Por outro lado, se a conduta imoral é também ilícita, a sanção aplicável decorre não da violação da Moral, mas do Direito. Por outro lado, admitir-se a Moral como fonte de direitos e deveres parece confrontar o princípio da legalidade. Aliás, a distinção elementar entre Moral e Direito, traz a tona os pares unilateralidade-bilateralidade e incoercibilidade-coercibilidade, que põem em evidência a ausência de efeito sancionatório da violação da norma moral.
Além disso, quando se tenta evidenciar aplicação do princípio da moralidade aos casos concretos muitas vezes é possível enxergar a incidência de outros princípios, como o da impessoalidade ou da proporcionalidade, o que reduziria também o interesse prático nesse princípio. Diante disso chega a afirmar SÉRGIO ANDRÉ ROCHA que:
Pode-se asseverar, portanto, que em nenhum caso se terá situação em que violado, de forma independente, o princípio da moralidade, sendo certo, por outro lado, que sempre que violados outros princípios aquele também poderá ser tido como violado.
(...) Nessa ordem de idéias nota-se que a noção de moralidade, a despeito de se encontrar expressa na Constituição Federal, é prescindível em termos jurídicos positivos, carecendo de aplicabilidade prática. Em nenhuma hipótese, ato praticado pela autoridade administrativa com respeito aos princípios da legalidade, impessoalidade e proporcionalidade poderá ser objeto de contestação por imoral.
Alguns doutrinadores defendem que a moralidade que se tem em vista seria uma moral jurídica, não se confundindo com a moral comum. A moral teria, então, um conteúdo jurídico por compreender “valores ou preceitos morais jurisdicizados”. Essa moralidade administrativa corresponderia ao conjunto de regras de “boa administração”, extraídas da “disciplina interior da Administração”.
LÚCIA VALLE FIGUEIREDO procura delimitar o conteúdo desse princípio, considerando a existência de padrões ou standards de comportamento moralmente correto: “o princípio da moralidade deverá corresponder ao conjunto de regras de conduta da administração que, em determinado ordenamento jurídico, são considerados ‘standards’ comportamentais que a sociedade deseja e espera”. Tal concepção se aproxima da noção de boa-fé objetiva, como observa HELY LOPES MEIRELLES. A boa-fé objetiva impõe que “cada pessoa deve ajustar a própria conduta, ‘obrando como obraria um homem reto: com honestidade, lealdade, probidade”.

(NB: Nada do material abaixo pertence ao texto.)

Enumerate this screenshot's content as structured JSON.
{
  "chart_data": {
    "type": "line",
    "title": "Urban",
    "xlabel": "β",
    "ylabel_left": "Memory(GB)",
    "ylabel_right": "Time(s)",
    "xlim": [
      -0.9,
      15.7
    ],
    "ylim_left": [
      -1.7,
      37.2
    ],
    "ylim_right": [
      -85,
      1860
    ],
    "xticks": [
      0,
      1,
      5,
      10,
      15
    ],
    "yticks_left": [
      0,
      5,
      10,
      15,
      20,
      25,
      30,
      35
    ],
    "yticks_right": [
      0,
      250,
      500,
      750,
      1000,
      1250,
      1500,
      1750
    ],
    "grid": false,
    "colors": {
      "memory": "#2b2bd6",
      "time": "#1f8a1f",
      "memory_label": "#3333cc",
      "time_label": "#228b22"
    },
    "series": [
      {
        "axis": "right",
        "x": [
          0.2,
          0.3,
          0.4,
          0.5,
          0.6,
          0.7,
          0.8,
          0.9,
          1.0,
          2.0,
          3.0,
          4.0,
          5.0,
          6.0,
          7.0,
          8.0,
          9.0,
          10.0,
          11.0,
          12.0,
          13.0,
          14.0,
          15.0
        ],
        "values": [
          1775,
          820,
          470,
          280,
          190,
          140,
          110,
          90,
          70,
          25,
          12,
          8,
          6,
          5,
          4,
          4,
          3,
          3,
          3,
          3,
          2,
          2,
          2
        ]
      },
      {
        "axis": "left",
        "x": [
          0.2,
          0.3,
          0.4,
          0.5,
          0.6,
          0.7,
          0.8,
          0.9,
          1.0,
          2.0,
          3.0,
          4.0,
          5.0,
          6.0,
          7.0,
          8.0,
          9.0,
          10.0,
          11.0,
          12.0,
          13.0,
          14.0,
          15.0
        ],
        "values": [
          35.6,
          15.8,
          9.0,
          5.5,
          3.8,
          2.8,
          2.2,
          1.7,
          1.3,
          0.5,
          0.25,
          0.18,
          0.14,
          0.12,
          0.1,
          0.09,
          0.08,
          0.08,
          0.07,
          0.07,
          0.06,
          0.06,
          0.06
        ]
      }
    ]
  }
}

Nesse contexto, merece realce o fato de que a boa-fé objetiva leva em conta apenas o aspecto externo da conduta, diferentemente da boa-fé subjetiva que considera a intenção do agente. Do mesmo modo, a moralidade administrativa é conhecida pelo comportamento manifesto do agente público. Em razão disso, pode-se dizer até que a violação ao princípio da moralidade pode ser dolosa ou culposa. Do ponto de vista jurídico, então, a moralidade da conduta seria aferida pela sua compatibilidade com os padrões de comportamento que se espera encontrar em um administrador público que desempenha sua função com retidão, sem levar em conta aspectos psicológicos.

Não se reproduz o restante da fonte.